Download the TensorFlow Serving Docker image.

In [None]:
!docker pull tensorflow/serving:latest

Create a tag for registering the image and register the image with Cloud Container Registry (gcr.io).

In [None]:
TF_SERVING_CONTAINER_IMAGE_URI = f"gcr.io/{MY_PROJECT}/tf-serving"

In [None]:
!docker tag tensorflow/serving $TF_SERVING_CONTAINER_IMAGE_URI
!docker push $TF_SERVING_CONTAINER_IMAGE_URI

# Run Custom Python Package Training with Managed Text Dataset

## Initialize Vertex SDK for Python

Initialize the *client* for Vertex AI.

In [None]:
from google.cloud import aiplatform

aiplatform.init(project=MY_PROJECT, staging_bucket=MY_STAGING_BUCKET)

## Create a Dataset on Vertex AI
We will now create a Vertex AI text dataset using the previously prepared csv files.
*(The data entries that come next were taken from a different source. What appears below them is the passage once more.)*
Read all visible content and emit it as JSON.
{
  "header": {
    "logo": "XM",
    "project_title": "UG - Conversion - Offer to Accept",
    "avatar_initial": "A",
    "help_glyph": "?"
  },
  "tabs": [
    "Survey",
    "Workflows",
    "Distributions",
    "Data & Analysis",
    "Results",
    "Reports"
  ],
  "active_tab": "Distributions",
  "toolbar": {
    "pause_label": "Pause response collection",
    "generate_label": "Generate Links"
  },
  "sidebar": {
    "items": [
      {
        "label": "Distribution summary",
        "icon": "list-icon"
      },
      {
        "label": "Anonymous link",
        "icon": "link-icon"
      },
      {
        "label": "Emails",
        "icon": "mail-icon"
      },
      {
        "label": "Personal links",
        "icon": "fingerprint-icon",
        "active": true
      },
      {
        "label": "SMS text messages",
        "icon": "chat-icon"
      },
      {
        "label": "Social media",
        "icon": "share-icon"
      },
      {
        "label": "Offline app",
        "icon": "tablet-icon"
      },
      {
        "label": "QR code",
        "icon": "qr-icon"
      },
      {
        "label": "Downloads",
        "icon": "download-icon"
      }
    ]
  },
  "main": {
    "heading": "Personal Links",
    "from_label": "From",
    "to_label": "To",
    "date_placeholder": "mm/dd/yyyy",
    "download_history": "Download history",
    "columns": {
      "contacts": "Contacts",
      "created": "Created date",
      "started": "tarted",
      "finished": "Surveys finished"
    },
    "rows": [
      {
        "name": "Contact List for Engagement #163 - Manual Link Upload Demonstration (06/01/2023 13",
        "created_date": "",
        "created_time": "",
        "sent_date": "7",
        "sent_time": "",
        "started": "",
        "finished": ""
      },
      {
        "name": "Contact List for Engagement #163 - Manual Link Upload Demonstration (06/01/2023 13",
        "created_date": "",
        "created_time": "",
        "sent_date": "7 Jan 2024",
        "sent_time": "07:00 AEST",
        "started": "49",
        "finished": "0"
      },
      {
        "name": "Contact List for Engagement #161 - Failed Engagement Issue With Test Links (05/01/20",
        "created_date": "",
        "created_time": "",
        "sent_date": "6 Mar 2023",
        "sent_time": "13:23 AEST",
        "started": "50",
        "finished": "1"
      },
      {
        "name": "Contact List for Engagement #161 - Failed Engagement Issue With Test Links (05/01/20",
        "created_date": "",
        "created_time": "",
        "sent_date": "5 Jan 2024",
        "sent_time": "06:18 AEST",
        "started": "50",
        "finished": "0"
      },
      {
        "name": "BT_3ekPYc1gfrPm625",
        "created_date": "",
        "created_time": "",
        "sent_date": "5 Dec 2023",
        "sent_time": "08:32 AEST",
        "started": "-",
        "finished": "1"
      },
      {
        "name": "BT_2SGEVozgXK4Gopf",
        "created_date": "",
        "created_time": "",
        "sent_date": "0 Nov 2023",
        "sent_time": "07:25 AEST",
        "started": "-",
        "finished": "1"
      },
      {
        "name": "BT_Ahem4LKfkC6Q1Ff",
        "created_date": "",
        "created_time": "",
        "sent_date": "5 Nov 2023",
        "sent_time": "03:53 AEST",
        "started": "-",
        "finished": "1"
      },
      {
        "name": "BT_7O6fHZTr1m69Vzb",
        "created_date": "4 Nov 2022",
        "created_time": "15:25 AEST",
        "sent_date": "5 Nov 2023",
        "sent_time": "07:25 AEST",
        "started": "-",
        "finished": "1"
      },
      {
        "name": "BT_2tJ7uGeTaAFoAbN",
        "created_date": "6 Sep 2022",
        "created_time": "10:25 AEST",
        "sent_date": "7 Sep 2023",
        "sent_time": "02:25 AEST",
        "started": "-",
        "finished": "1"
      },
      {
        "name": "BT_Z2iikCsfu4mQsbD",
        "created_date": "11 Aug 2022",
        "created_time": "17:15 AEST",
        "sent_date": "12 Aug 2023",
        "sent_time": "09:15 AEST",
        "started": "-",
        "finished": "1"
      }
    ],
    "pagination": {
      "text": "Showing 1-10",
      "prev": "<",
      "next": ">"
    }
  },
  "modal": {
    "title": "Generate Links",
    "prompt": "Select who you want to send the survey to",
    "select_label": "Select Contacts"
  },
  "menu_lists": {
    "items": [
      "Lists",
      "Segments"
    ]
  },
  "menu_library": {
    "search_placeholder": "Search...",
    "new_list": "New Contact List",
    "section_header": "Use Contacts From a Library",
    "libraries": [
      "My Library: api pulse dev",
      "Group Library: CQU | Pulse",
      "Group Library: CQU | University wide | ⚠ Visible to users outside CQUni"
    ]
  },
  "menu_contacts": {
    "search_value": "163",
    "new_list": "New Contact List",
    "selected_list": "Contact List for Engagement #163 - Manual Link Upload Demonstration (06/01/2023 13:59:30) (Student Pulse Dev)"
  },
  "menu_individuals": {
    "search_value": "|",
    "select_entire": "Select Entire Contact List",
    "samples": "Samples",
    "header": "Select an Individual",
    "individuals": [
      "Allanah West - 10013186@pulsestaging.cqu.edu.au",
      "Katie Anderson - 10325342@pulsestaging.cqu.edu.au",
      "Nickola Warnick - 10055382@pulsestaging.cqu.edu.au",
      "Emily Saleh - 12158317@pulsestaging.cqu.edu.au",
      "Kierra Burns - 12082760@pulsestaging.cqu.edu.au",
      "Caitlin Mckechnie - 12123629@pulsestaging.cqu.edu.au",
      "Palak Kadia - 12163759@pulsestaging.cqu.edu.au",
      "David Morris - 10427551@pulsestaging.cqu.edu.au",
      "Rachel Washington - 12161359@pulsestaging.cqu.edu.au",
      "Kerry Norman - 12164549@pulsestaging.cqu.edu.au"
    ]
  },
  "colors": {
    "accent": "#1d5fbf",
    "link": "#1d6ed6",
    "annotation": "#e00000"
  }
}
Choose one of the options below. 

In [None]:
dataset_display_name = f"temp-{APP_NAME}-content"
gcs_source = gcs_source_train_url

#### Option 1: Create a Dataset with CSV File

In [None]:
dataset = aiplatform.TextDataset.create(
    display_name=dataset_display_name,
    gcs_source=gcs_source,
    import_schema_uri=aiplatform.schema.dataset.ioformat.text.single_label_classification,
    sync=False,
)

#### Option 2: Create a Dataset, then Import CSV File

```
dataset = aiplatform.TextDataset.create(
    display_name=dataset_display_name,
)
dataset.import_data(
    gcs_source=gcs_source, 
    import_schema_uri=aiplatform.schema.dataset.ioformat.text.single_label_classification,
    sync=False
)
```

#### Option 3: Retrieve a Dataset on Vertex AI
If you have previously created a Dataset on Vertex AI, you can retrieve the dataset using the `dataset_name`.

```
dataset_name = 'YOUR DATASET NAME'

dataset = aiplatform.TextDataset(dataset_name)
dataset.resource_name
```

## Launch a Training Job and Create a Model on Vertex AI

We will now train a model with the python package we just built.

### Config a Training Job

In [None]:
MODEL_NAME = APP_NAME
PRE_BUILT_TRAINING_CONTAINER_IMAGE_URI = (
    "gcr.io/cloud-aiplatform/training/tf-cpu.2-3:latest"
)

You will need to specify the python package that was built and uploaded to GCS, the module name of the python package, the pre-built training container image uri for training, and in this example, we are using TensorFlow serving container for prediction.

In [None]:
job = aiplatform.CustomPythonPackageTrainingJob(
    display_name=f"temp_{TASK_NAME}_tf-serving",
    python_package_gcs_uri=python_package_gcs_uri,
    python_module_name=python_module_name,
    container_uri=PRE_BUILT_TRAINING_CONTAINER_IMAGE_URI,
    model_serving_container_image_uri=TF_SERVING_CONTAINER_IMAGE_URI,
    model_serving_container_command=["/usr/bin/tensorflow_model_server"],
    model_serving_container_args=[
        f"--model_name={MODEL_NAME}",
        "--model_base_path=$(AIP_STORAGE_URI)",
        "--rest_api_port=8080",
        "--port=8500",
        "--file_system_poll_wait_seconds=31540000",
    ],
    model_serving_container_predict_route=f"/v1/models/{MODEL_NAME}:predict",
    model_serving_container_health_route=f"/v1/models/{MODEL_NAME}",
)

### Run the Training Job

In [None]:
model = job.run(
    dataset=dataset,
    annotation_schema_uri=aiplatform.schema.dataset.annotation.text.classification,
    args=["--epochs", "50"],
    replica_count=1,
    model_display_name=f"temp_{TASK_NAME}_tf-serving",
    sync=False,
)

In [None]:
model.wait()

# Deploy a Model and Create an Endpoint on Vertex AI

Deploy your model, then wait until the model FINISHES deployment before proceeding to prediction.

In [None]:
endpoint = model.deploy(machine_type="n1-standard-4", sync=False)

In [None]:
endpoint.wait()

## Predict on the Endpoint

In [None]:
class_names = ["csharp", "java", "javascript", "python"]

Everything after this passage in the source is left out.